An hour later, the temps drop in the house. It’s dark and the kitchen is a mess and I scrub my dishes by the flickering, weak glow of a tea light. My husband scrounges around in the garage for leftover firewood and then attempts to drive to a neighbor to borrow some. He can’t even get down the driveway.

I run upstairs and cover my daughter in blankets. My husband finds some ratty sticks, throws them into the fireplace and I huddle in front of it.

We are not prepared. There are three water bottles to get us through the night. Seven tea lights. No flashlights. No battery-operated heat devices. Defrosting, soon-to-be rotting, chicken in the freezer. A load of laundry in the washing machine. A laptop with ten percent of battery life and two phones on the verge of death.

My husband goes out to the car to charge our phones while I curl in front of the fireplace. It sizzles and crackles. It smells like something forgotten in the oven, black and burning, ash. Alone with my thoughts in the dark, cold house, it’s no wonder my mind goes to dark, cold places. To storms. The kinds that come out of sunny, blue skies. I think of a dear neighbor who recently lost her sister. Another who lost a young child earlier in the year. A little further in the neighborhood, a friend whose husband just lost his third job in less than two months. Another who has not been blessed yet with children.

I see them and the storms in their lives that shine through their eyes, all the time, every day. Tears rise in my own eyes because it’s not fair, these storms that come out of clear, sunny skies.

It is hard to move past the darkness of my thoughts.
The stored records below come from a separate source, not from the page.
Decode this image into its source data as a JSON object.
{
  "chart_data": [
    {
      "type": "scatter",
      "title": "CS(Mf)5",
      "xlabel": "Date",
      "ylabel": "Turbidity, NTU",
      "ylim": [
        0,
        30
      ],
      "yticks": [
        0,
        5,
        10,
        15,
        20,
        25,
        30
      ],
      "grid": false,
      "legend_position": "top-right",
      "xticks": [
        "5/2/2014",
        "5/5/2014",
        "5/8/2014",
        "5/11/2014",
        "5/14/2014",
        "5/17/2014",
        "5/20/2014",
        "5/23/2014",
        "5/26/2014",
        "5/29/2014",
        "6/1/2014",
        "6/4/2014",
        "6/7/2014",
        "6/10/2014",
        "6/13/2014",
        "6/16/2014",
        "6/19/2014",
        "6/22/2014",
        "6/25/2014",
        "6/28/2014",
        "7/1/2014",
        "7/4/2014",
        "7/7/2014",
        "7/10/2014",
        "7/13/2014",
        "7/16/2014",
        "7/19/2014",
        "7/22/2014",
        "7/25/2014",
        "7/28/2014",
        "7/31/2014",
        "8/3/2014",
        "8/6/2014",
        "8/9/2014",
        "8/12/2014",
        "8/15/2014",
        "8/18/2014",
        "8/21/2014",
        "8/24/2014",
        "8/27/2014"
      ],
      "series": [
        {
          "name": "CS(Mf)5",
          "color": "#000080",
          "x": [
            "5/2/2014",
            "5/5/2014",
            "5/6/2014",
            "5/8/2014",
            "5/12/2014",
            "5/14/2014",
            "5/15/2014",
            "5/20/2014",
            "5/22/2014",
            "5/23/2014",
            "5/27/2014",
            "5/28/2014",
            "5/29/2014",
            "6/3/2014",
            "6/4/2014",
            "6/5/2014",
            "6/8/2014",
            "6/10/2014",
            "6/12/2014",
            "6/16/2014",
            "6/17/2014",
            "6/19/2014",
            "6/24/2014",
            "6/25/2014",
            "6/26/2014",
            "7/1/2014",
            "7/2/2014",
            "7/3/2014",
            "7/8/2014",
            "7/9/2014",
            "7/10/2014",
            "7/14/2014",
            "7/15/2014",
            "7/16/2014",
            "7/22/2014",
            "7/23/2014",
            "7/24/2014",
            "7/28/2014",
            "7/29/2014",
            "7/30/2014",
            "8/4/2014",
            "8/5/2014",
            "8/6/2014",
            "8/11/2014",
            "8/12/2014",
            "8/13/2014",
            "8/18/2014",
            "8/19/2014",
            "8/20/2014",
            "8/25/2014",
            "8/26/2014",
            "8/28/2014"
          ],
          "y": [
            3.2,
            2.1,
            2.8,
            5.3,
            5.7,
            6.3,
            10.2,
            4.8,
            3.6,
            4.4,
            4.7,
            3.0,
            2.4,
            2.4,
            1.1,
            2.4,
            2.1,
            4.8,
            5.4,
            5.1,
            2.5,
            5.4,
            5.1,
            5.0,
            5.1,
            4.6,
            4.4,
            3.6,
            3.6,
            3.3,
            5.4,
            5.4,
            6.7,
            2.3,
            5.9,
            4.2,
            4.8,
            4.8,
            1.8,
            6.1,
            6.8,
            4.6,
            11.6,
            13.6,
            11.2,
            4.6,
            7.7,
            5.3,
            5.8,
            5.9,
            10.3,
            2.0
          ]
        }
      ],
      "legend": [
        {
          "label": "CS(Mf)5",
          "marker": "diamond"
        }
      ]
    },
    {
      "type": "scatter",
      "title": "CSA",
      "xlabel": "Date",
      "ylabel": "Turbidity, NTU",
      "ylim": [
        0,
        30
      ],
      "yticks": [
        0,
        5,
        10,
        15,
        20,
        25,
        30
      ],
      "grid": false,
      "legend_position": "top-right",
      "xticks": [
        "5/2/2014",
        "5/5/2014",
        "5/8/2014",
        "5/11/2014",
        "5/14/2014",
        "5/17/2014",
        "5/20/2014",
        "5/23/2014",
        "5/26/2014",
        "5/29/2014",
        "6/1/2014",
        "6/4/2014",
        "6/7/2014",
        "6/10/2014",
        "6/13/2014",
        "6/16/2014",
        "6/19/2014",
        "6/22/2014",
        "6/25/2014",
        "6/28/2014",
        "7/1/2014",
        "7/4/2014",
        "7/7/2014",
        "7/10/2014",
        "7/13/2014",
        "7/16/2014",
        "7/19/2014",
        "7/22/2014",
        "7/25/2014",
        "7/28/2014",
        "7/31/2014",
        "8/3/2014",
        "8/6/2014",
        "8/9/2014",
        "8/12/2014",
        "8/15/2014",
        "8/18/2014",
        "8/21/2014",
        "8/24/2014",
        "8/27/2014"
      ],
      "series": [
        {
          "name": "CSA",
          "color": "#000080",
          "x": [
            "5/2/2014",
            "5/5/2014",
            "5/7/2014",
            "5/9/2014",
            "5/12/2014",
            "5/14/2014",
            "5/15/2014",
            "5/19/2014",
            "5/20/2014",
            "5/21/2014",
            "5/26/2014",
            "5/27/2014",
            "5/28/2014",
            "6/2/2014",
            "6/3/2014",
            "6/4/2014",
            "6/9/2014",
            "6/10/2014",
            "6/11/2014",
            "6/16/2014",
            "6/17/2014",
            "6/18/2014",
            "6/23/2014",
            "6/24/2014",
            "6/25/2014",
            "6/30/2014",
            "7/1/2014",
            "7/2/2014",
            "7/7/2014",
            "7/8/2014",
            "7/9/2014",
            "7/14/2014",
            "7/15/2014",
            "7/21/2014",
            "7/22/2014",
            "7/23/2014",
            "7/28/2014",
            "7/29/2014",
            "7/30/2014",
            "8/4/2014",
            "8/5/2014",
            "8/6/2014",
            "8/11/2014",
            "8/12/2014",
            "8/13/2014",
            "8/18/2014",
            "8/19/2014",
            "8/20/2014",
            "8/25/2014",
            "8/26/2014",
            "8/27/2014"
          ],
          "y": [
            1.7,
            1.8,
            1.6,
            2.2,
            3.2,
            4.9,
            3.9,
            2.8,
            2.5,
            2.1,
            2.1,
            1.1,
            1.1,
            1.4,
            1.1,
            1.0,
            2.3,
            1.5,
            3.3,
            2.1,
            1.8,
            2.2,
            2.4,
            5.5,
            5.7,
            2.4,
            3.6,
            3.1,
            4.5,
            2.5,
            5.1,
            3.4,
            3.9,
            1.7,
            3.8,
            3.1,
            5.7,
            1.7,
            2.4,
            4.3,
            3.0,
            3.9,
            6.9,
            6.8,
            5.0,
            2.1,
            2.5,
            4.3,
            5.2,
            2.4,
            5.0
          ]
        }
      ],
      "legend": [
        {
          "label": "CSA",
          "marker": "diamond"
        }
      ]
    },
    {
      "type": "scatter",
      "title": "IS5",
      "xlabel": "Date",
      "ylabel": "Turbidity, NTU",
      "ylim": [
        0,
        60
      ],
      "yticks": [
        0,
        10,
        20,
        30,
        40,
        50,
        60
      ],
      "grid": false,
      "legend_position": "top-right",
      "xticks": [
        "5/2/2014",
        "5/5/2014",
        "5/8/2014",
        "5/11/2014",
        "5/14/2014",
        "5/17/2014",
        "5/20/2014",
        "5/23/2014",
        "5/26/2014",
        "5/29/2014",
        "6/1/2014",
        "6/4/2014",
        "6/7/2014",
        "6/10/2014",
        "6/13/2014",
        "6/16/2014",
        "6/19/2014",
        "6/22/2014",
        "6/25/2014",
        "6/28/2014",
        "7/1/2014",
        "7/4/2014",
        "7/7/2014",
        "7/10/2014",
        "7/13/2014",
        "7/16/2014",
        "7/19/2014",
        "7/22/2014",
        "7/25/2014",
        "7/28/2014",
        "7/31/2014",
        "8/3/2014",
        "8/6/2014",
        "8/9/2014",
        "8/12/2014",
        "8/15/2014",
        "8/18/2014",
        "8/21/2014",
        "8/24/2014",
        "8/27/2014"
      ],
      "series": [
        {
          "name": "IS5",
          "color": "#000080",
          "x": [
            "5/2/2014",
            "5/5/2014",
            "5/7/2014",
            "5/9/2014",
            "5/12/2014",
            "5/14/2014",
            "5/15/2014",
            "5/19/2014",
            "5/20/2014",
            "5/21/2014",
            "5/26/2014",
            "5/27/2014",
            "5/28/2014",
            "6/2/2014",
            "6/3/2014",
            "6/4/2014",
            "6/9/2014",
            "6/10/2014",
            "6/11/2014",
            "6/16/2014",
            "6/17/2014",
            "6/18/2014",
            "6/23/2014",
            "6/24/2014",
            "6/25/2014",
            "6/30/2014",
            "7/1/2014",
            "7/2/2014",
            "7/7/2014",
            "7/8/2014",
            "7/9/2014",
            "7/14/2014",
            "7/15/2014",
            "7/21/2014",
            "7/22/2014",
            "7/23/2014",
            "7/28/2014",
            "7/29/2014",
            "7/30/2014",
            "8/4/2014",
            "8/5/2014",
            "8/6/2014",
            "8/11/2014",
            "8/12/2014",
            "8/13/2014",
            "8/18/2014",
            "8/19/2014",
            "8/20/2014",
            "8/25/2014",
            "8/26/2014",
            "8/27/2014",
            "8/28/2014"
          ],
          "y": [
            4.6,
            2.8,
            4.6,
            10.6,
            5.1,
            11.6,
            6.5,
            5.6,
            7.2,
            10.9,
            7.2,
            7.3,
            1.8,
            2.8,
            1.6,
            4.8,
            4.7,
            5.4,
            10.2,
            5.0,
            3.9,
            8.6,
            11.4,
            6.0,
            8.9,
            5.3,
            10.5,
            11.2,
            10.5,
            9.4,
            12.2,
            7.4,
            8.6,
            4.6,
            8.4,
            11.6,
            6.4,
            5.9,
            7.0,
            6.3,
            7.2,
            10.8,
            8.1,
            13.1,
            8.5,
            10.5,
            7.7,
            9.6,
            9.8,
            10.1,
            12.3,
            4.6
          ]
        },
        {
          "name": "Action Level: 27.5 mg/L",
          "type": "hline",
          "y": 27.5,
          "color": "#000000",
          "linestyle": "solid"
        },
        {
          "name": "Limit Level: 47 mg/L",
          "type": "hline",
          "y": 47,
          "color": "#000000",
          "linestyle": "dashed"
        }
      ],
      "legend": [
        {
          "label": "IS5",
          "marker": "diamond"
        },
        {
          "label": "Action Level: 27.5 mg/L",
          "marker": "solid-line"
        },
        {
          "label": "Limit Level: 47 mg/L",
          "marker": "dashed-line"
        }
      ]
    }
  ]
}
I stare at the fire that rips through the logs, consuming them, and I wonder why in the process of creating heat and warmth, something has to be destroyed.

My husband joins me at the fire, and to distract myself, I tell him about the bright blackout of my childhood.

It happened in the summertime, on a balmy day in Toronto that was just like any other. The lights went out in the evening. Doors opened, neighbors poured into the streets. I remember the way we all marched along to the grocery store. There was free ice cream and fruit custard pie. There were handshakes and hugs and giggles. We sat on the porch, eating our melting ice-cream, watching it drip onto the pavement in the dark, dark streets under the glow of hundreds of visible stars. It was a fun night. We went to bed after midnight, in a hot, hot house, with windows open wide, listening to the hum of families talking to each other in the neat row of dark houses across from ours.

“It was summer,” I say, trying to explain. “It might have been dark, but there was heat.”
We fall into silence and I open my phone and scroll through messages.